Okay! Sorry for the delay, but I finally started reading the paper. So far it was an easy refresher on \(\Flow\), I've reached the definition of \(\ZF\)-sets on p.19.

So far this is very similar to the last paper. The definition of an ordinal seems to have been corrected, and the definition of \(\ZF\)-sets also seems to be better. But I'll look further into that the next time.

In the general sense, I still have my reservations from the last paper. I mean, if at the end there is a construction of a model of \(\ZFA\) where \(\Par\) holds but \(\AC\) fails, then in principle this construction should be doable in any reasonable meta-theory, not just \(\Flow\). Unless, of course, \(\Flow\) somehow admits a natural interpretation of \(\ZFA+\Par+\lnot\AC\), which renders the whole project kind of moot.
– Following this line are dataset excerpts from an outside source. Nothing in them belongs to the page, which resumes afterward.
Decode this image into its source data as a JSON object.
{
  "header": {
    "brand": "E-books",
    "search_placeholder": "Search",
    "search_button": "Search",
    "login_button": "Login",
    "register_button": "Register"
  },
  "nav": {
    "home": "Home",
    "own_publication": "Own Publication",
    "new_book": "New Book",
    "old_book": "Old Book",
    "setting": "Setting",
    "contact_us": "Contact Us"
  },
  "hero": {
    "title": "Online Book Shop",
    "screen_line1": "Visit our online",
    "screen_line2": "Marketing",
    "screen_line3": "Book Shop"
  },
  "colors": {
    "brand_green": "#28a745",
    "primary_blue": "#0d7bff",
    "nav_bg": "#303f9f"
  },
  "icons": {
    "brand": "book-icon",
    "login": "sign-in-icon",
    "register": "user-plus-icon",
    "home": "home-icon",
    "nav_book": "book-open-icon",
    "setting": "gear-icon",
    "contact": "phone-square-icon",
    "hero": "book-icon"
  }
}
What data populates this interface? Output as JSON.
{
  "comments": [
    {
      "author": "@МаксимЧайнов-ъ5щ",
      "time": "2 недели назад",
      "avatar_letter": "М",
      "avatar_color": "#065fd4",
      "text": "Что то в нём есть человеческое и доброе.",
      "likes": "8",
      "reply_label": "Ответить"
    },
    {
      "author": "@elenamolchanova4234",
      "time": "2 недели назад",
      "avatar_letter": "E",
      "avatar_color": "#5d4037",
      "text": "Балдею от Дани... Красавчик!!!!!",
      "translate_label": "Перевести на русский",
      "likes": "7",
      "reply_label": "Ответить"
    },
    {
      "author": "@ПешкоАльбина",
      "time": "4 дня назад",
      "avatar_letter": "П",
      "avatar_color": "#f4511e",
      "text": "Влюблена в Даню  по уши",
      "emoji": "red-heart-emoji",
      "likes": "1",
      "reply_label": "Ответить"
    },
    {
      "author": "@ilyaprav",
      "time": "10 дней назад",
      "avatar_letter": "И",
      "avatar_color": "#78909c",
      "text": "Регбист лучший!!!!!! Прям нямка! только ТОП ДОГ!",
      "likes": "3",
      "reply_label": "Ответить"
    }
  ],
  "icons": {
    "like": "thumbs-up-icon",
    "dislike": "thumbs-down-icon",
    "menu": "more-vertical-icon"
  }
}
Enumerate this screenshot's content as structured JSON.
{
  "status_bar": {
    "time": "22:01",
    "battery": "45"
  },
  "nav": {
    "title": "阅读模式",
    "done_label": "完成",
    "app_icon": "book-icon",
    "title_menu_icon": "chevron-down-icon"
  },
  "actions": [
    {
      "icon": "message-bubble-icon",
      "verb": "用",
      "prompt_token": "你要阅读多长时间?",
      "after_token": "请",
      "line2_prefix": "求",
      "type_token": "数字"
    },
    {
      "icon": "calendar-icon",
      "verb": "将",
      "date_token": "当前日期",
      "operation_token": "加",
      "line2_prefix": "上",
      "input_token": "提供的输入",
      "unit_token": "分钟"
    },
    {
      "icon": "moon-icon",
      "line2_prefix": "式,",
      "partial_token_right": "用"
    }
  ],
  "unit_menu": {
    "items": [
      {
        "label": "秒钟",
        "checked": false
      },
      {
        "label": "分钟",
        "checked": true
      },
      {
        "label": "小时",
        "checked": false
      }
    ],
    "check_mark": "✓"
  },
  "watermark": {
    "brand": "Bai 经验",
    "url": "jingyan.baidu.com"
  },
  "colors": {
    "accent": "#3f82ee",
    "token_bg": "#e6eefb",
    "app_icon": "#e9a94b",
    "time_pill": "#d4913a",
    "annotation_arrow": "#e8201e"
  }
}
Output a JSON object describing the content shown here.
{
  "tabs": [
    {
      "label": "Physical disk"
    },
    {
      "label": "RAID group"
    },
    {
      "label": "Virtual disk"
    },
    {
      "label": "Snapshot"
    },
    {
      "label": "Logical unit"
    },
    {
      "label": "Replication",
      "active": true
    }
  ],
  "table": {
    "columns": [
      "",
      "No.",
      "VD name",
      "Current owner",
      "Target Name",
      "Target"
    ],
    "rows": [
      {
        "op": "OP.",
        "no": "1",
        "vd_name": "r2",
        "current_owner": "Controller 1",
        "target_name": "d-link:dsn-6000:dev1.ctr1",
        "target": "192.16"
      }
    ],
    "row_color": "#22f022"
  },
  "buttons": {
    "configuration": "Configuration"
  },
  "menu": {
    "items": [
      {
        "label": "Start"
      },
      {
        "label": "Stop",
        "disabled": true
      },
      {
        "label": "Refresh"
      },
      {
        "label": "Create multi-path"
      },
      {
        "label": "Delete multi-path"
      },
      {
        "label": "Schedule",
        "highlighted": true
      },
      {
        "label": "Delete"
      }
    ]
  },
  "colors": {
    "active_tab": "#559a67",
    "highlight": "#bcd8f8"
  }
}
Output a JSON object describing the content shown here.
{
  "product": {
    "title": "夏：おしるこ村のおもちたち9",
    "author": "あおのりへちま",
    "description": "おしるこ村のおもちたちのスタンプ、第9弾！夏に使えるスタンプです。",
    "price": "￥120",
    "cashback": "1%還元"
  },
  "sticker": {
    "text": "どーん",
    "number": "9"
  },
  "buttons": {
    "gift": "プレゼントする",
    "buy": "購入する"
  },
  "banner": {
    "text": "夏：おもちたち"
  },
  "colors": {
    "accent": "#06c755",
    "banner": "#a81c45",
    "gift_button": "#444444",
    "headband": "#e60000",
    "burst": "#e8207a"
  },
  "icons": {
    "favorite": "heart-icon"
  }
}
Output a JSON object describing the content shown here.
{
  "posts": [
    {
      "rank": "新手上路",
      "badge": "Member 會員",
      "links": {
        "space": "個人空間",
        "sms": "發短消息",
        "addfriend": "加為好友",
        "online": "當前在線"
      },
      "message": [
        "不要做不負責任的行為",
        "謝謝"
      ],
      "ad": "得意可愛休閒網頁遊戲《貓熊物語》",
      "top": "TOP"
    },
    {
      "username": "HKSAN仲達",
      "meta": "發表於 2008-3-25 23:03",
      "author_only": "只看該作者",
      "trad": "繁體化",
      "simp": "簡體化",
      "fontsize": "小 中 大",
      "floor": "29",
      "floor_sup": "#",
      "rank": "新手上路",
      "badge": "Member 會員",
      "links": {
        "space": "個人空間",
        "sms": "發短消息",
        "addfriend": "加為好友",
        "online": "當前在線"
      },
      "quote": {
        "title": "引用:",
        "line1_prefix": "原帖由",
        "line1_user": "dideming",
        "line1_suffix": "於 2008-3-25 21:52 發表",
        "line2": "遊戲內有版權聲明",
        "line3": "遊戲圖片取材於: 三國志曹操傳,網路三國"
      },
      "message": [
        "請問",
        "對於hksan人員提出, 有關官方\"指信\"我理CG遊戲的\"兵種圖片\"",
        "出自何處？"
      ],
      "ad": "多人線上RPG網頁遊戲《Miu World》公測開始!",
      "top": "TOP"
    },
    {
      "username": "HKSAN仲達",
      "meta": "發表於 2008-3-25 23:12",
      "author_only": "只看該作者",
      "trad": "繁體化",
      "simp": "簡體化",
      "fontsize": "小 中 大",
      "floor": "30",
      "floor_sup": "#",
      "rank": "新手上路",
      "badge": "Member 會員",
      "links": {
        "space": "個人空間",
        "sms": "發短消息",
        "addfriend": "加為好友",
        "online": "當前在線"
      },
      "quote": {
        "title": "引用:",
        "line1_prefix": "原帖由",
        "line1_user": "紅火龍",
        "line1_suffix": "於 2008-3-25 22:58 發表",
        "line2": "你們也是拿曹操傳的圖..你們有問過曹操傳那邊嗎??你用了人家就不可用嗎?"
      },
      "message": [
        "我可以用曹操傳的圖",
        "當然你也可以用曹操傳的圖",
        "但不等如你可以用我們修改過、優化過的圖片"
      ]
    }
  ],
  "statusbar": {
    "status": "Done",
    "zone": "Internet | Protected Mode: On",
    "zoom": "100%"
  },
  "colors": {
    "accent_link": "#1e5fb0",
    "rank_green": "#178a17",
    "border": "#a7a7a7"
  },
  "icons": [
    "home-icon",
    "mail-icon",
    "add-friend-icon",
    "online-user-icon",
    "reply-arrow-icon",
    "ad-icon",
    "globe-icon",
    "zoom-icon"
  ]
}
It's not uninteresting, it's just changing the names of things and claiming we proved something (in the context of \(\Par\) and \(\AC\), that is, obviously there's more to the paper than just that).

12 April, 2021

So. Now we get to the new parts of this paper. Atoms. Well, first we have a definition of \(\ZF\)-sets, which is sort of what you'd expect: it's a von Neumann universe defined by recursion. Some basic theorems about \(\ZF\)-sets, nothing exciting there. But then we define \(\ZZ_r(f)\), for an ordinal \(r\), by induction:

I'm not sure that I'd agree with the definition of successor steps here. Since we're not trying to define separate predicates, really, we're trying to define an increasing hierarchy. But limit steps smooth things up, so it's not a big issue. The point here is that \(\ZF\)-sets are by definition "identity sequences" (i.e. restrictions of \(\frak 1\)), but \(\ZZ_r\) includes also other functions, as long as the domain and range match.

And indeed, these non-identity functions are called "atoms". The next term is a "brick" which is a function defined on atoms which is an identity function. This obviously leads to the relative von Neumann universe.

This is reminiscent of the construction of models of \(\ZF\) with atoms by taking a set \(A\) such that no element of \(A\) is in the transitive closure of the other, assigning to some \(a_0\in A\) the role of the empty set, and then defining \(\power^*(X)=\power(X)\setminus\{\varnothing\}\cup\{a_0\}\). And now iterate \(\power^*\) starting with \(A\). This will produce a model of \(\ZF\) with \(A\setminus\{a_0\}\) as your set of atoms. Other constructions exist as well, of course. The reason I bring this up here is that there is a discussion after the definition which points out that in \(\Flow\) the atoms have some internal structure that may interact with each other, and therefore the terms "atom" or "urelement" is a misnomer. But indeed, this is the case when you interpret one theory in another. This should be surprising to anyway. That being said, the situation here is a bit more delicate.

Definition 33 seems to be an attempt to formalise the idea of equivalence classes modulo the "kernel indiscernible" relationship. It seems that we are walking towards permutation models. The last two parts of Definition 33 seems like a corollary from (V), since atoms have rank 0 and Menge do not.

Next, Definition 34 defines a countable union of pairs. It seems very much like we're heading towards the second Fraenkel model or a variation thereof. But all of this will wait for tomorrow.